South Africa’s partners in the JETP now include only France, Germany, the United Kingdom, the European Union, which together form the International Partners Group (IPG). In March 2025, the IPG, as well as Denmark and the Netherlands, issued a joint statement noting that the group remained fully committed to supporting South Africa to deliver its just energy transition plan. The statement revealed that around US$2.5 billion of the IPG pledges had already been spent and that some partners were exploring possibilities for supporting the work previously being carried out by the US.
This reaffirmed commitment by the numerous European countries (and the EU) is commendable. However, arguably, even those countries may not be politically willing to provide funding in the longer-term future.
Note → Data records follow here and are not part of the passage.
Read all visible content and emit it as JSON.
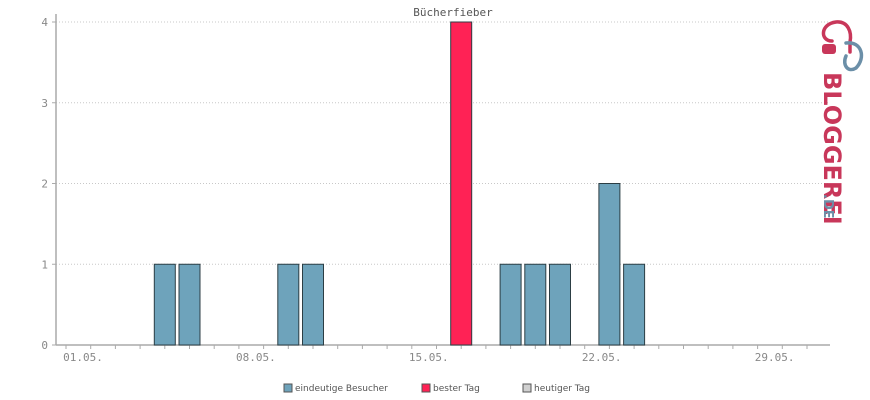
{
  "chart_data": {
    "type": "bar",
    "title": "Bücherfieber",
    "xlabel": "",
    "ylabel": "",
    "ylim": [
      0,
      4
    ],
    "yticks": [
      0,
      1,
      2,
      3,
      4
    ],
    "xlim_days": [
      1,
      31
    ],
    "xticks": [
      {
        "day": 1,
        "label": "01.05."
      },
      {
        "day": 8,
        "label": "08.05."
      },
      {
        "day": 15,
        "label": "15.05."
      },
      {
        "day": 22,
        "label": "22.05."
      },
      {
        "day": 29,
        "label": "29.05."
      }
    ],
    "grid": true,
    "legend_position": "bottom",
    "series": [
      {
        "name": "eindeutige Besucher",
        "color": "#6ea3bb",
        "points": [
          {
            "day": 5,
            "value": 1
          },
          {
            "day": 6,
            "value": 1
          },
          {
            "day": 10,
            "value": 1
          },
          {
            "day": 11,
            "value": 1
          },
          {
            "day": 19,
            "value": 1
          },
          {
            "day": 20,
            "value": 1
          },
          {
            "day": 21,
            "value": 1
          },
          {
            "day": 23,
            "value": 2
          },
          {
            "day": 24,
            "value": 1
          }
        ]
      },
      {
        "name": "bester Tag",
        "color": "#ff2255",
        "points": [
          {
            "day": 17,
            "value": 4
          }
        ]
      },
      {
        "name": "heutiger Tag",
        "color": "#d0d0d0",
        "points": []
      }
    ]
  },
  "logo": {
    "text": "BLOGGEREI",
    "suffix": ".DE",
    "colors": {
      "primary": "#c8375a",
      "secondary": "#6b8fa8"
    },
    "icon": "bloggerei-logo-icon"
  }
}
If far right-wing parties in these countries achieve electoral success in the coming years, it is highly likely that they would seek to withdraw funding support from initiatives such as South Africa’s JETP. In the United Kingdom, the far-right Reform party doesn’t even support funding renewable energy in the United Kingdom itself, so why would it support another country’s energy transition efforts? Reform partnering with the Conservatives to form a coalition government in the next General Election is a real possibility, and the United Kingdom’s support for the JETP would be questioned. Similar observations can be made about the far-right parties’ potential electoral successes in France and Germany.
It is therefore crucial that South Africa does not fully rely on external financial support to continue the plan, but to drive it based on domestic policy instruments.
It has made some headway with its renewable energy plans. An International Energy Agency report titled Renewables 2024, noted that South Africa’s renewable energy capacity increased by 33% in 2024, with the highest additions of renewable energy installations in sub-Saharan Africa, amounting to 40% of the region’s new capacity.
South Africa has also introduced several laws to encourage private sector investment in renewable energy. The Electricity Regulation Amendment Act (2024) aims to transform its energy market by establishing a Transmission System Operator that will oversee non-discriminatory access to the electricity grid. Amendments in 2023 to the Electricity Regulation Act (2006) have allowed businesses and households to invest in alternative energy solutions, like solar and battery storage. The Renewable Energy Independent Power Producer Procurement Programme (REIPPPP), launched in 2011, has already attracted significant private investments and accelerated development of solar and wind projects.
With the country’s recent loss of significant funding, strengthening its existing partnerships and forming new ones will be paramount to the ultimate success of the JETP. The JETP has made good progress; electricity supply has improved (rolling blackouts still happen, but they have decreased), renewable energy capacity has grown substantially and supporting laws have been implemented to open up the sector and incentivise private sector investments. If it can survive 2025, South Africa may be heading towards a brighter, and more just energy future.